ITは、経営戦略の策定や実現に大きな影響を与え、企業活動の広い分野に関係しています。そのため、経営の観点からITをマネジメントする必要があります。それをITガバナンスといいます。
- JIS Q 38500 の定義
組織のITの現在及び将来の利用を指示し,管理するシステム。ITガバナンスは,組織を支援するためにITの利用を評価すること及び指示すること,並びに計画を遂行するためにこのIT利用をモニタすることに関係する。これには組織におけるITの利用に関する戦略及び方針を含む。
- 経済産業省の定義
企業が競争優位性の構築を目的としてIT戦略の策定及び実行をコントロールし、あるべき方向へと導く組織能力
ITガバナンスの主要な局面には、
経営戦略との整合性、マーケティング戦略など他のサブ戦略との整合性をもったIT戦略の策定
IT戦略の具体的な推進における重要事項の意思決定
があります。
これらを円滑に行うには、経営者や他の部門担当役員と対等に相談でき、経営面から指揮をとれる最高IT責任者が必要になります。その役職をCIO(Chief Information Officer)といいます。CIOの任務はITガバナンスを確立することだといえます。
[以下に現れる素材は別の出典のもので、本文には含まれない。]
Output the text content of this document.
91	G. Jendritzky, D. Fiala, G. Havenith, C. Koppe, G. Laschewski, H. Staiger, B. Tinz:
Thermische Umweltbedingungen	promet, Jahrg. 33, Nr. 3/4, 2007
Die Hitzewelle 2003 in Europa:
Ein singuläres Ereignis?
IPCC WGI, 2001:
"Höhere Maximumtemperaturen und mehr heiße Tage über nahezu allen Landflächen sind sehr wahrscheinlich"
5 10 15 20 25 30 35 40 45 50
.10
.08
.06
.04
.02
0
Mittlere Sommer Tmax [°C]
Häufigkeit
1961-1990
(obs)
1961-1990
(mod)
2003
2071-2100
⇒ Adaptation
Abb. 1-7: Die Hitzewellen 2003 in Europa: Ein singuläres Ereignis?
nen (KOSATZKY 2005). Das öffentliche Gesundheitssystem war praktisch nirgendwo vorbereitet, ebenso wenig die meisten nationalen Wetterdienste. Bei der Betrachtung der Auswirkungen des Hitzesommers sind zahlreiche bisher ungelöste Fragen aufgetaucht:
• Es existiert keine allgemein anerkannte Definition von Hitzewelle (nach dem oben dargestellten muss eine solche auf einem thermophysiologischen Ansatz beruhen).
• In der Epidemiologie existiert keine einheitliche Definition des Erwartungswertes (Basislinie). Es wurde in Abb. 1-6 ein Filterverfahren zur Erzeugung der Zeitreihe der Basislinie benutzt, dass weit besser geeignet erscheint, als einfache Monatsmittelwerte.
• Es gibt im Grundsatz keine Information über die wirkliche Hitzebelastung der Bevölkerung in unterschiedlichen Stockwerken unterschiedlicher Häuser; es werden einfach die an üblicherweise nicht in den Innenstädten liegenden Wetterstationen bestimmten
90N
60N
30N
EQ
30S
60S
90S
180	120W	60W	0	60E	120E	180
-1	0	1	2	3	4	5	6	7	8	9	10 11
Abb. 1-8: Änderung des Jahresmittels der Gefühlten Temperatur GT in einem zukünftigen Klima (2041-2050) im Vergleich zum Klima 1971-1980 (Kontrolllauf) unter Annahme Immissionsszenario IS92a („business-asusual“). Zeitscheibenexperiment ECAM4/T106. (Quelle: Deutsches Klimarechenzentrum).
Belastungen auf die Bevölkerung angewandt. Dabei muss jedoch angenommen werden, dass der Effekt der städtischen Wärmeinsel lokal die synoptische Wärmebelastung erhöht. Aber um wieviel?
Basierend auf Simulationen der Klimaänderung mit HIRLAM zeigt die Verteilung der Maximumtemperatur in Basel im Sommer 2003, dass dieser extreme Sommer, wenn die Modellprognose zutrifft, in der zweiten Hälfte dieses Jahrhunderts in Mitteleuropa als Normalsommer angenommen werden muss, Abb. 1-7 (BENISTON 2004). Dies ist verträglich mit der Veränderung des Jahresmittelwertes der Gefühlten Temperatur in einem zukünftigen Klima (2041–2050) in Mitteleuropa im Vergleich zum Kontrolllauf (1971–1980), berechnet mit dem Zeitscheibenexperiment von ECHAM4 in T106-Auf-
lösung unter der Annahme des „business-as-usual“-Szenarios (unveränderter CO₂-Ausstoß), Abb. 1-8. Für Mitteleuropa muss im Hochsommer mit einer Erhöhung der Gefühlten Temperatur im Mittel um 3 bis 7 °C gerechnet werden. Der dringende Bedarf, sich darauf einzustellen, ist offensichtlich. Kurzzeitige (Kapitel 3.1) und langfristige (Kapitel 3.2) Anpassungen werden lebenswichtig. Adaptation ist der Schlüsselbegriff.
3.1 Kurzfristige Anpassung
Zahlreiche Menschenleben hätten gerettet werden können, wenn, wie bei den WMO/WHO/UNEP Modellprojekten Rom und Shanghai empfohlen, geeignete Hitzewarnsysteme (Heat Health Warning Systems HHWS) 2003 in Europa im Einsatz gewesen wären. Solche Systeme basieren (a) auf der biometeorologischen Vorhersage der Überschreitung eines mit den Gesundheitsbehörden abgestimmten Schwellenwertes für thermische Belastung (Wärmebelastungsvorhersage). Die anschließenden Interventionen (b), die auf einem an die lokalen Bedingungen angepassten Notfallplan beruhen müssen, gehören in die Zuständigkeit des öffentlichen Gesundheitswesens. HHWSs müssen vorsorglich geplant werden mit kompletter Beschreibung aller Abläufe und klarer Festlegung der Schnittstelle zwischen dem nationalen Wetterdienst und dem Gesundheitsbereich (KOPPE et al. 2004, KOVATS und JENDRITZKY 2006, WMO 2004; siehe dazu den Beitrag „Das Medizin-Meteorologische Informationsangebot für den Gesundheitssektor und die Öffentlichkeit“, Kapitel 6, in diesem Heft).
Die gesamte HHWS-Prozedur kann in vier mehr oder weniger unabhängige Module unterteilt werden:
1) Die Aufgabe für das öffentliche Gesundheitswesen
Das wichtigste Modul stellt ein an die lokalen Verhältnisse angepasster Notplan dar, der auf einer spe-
IT戦略の具体的な推進における重要事項の意思決定には、
IT投資の費用対効果の検討
IT推進のための組織体制
個別情報システムの調達
情報セキュリティ対策
などがあります。
可視化が重要です。ITガバナンスを確立するには、CIOをはじめ関係者全員に、現状システムがどうなっているのか、計画している情報システムはどのようなものかなどについて理解する必要があります。ところが、一般に「ITはわかりにくい」といわれており、その解消のための工夫が求められます。それを可視化あるいは「見える化」といっています。
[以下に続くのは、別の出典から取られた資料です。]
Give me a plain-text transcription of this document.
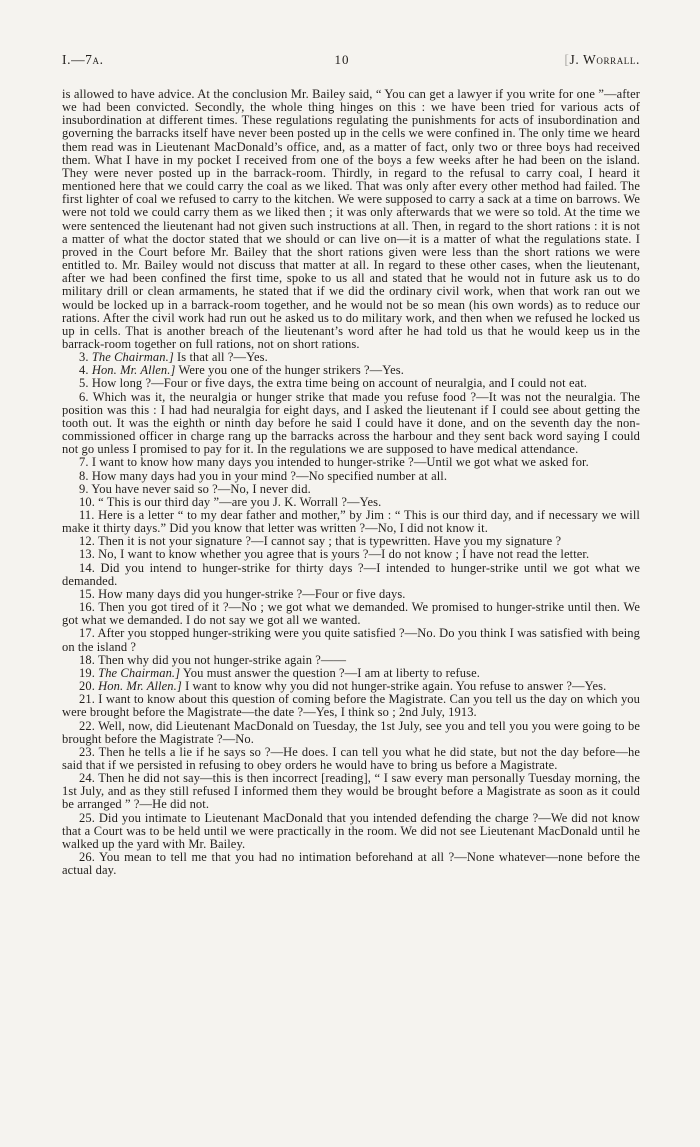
I.—7a.	10	[J. Worrall.

is allowed to have advice. At the conclusion Mr. Bailey said, “ You can get a lawyer if you write for one ”—after we had been convicted. Secondly, the whole thing hinges on this : we have been tried for various acts of insubordination at different times. These regulations regulating the punishments for acts of insubordination and governing the barracks itself have never been posted up in the cells we were confined in. The only time we heard them read was in Lieutenant MacDonald’s office, and, as a matter of fact, only two or three boys had received them. What I have in my pocket I received from one of the boys a few weeks after he had been on the island. They were never posted up in the barrack-room. Thirdly, in regard to the refusal to carry coal, I heard it mentioned here that we could carry the coal as we liked. That was only after every other method had failed. The first lighter of coal we refused to carry to the kitchen. We were supposed to carry a sack at a time on barrows. We were not told we could carry them as we liked then ; it was only afterwards that we were so told. At the time we were sentenced the lieutenant had not given such instructions at all. Then, in regard to the short rations : it is not a matter of what the doctor stated that we should or can live on—it is a matter of what the regulations state. I proved in the Court before Mr. Bailey that the short rations given were less than the short rations we were entitled to. Mr. Bailey would not discuss that matter at all. In regard to these other cases, when the lieutenant, after we had been confined the first time, spoke to us all and stated that he would not in future ask us to do military drill or clean armaments, he stated that if we did the ordinary civil work, when that work ran out we would be locked up in a barrack-room together, and he would not be so mean (his own words) as to reduce our rations. After the civil work had run out he asked us to do military work, and then when we refused he locked us up in cells. That is another breach of the lieutenant’s word after he had told us that he would keep us in the barrack-room together on full rations, not on short rations.

3. The Chairman.] Is that all ?—Yes.

4. Hon. Mr. Allen.] Were you one of the hunger strikers ?—Yes.

5. How long ?—Four or five days, the extra time being on account of neuralgia, and I could not eat.

6. Which was it, the neuralgia or hunger strike that made you refuse food ?—It was not the neuralgia. The position was this : I had had neuralgia for eight days, and I asked the lieutenant if I could see about getting the tooth out. It was the eighth or ninth day before he said I could have it done, and on the seventh day the non-commissioned officer in charge rang up the barracks across the harbour and they sent back word saying I could not go unless I promised to pay for it. In the regulations we are supposed to have medical attendance.

7. I want to know how many days you intended to hunger-strike ?—Until we got what we asked for.

8. How many days had you in your mind ?—No specified number at all.

9. You have never said so ?—No, I never did.

10. “ This is our third day ”—are you J. K. Worrall ?—Yes.

11. Here is a letter “ to my dear father and mother,” by Jim : “ This is our third day, and if necessary we will make it thirty days.” Did you know that letter was written ?—No, I did not know it.

12. Then it is not your signature ?—I cannot say ; that is typewritten. Have you my signature ?

13. No, I want to know whether you agree that is yours ?—I do not know ; I have not read the letter.

14. Did you intend to hunger-strike for thirty days ?—I intended to hunger-strike until we got what we demanded.

15. How many days did you hunger-strike ?—Four or five days.

16. Then you got tired of it ?—No ; we got what we demanded. We promised to hunger-strike until then. We got what we demanded. I do not say we got all we wanted.

17. After you stopped hunger-striking were you quite satisfied ?—No. Do you think I was satisfied with being on the island ?

18. Then why did you not hunger-strike again ?——

19. The Chairman.] You must answer the question ?—I am at liberty to refuse.

20. Hon. Mr. Allen.] I want to know why you did not hunger-strike again. You refuse to answer ?—Yes.

21. I want to know about this question of coming before the Magistrate. Can you tell us the day on which you were brought before the Magistrate—the date ?—Yes, I think so ; 2nd July, 1913.

22. Well, now, did Lieutenant MacDonald on Tuesday, the 1st July, see you and tell you you were going to be brought before the Magistrate ?—No.

23. Then he tells a lie if he says so ?—He does. I can tell you what he did state, but not the day before—he said that if we persisted in refusing to obey orders he would have to bring us before a Magistrate.

24. Then he did not say—this is then incorrect [reading], “ I saw every man personally Tuesday morning, the 1st July, and as they still refused I informed them they would be brought before a Magistrate as soon as it could be arranged ” ?—He did not.

25. Did you intimate to Lieutenant MacDonald that you intended defending the charge ?—We did not know that a Court was to be held until we were practically in the room. We did not see Lieutenant MacDonald until he walked up the yard with Mr. Bailey.

26. You mean to tell me that you had no intimation beforehand at all ?—None whatever—none before the actual day.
可視化の手段として、わかりやすく「眼に見える」かたちで示すことが効果があります。それには、EAに紹介されているような標準的な図法を用いるのが適切です(参照:「EAの詳細」)。また、抽象的な表現でなく、具体的な数値で示すことも可視化といいます。
ITガバナンスに関する基準や規格を列挙します。
- COBIT
ITガバナンスの成熟度の測定基準に、情報システムコントロール協会(ISACA)が策定したCOBIT(Control Objectives for Information and related Technology)があります。ITガバナンスを実現するためのフレームワークとベストプラクティスです。
1996年に初版がリリースされ、最新版は「COBIT2019」です。名称後半をI&T(Information and Technology)に変更し、企業のDX(Digital Transformation)にも対応するようになりました。
参照:「ITガバナンスとCOBIT」(旧版です)
- 「取締役会のためのITガバナンスの手引 第2版」
ISACAが策定した手引書を日本ITガバナンス協会が翻訳したものです。経営でITを活用することの意義、ITガバナンスの重要性、COBITを導入・実施するのに際しての経営者の役割などを解説しています。
参照:https://www.itgi.jp/application/files/1515/5170/1369/board-briefing_Japanese.pdf(第2版)
- JIS Q 38500
ITガバナンスに関する国際規格 ISO/IEC 38500 のJIS版です。ITガバナンスの利用について経営者に対する情報提供及び指針を与えるものであり、経営者が6つの原則(責任、戦略、取得、パフォーマンス、適合、人間行動)を、EDM(評価、指示、モニタ)の観点から統制すべきことを示しています。COBITのように具体的事項ではなく、ITガバナンスに基本的な考え方を示したものです。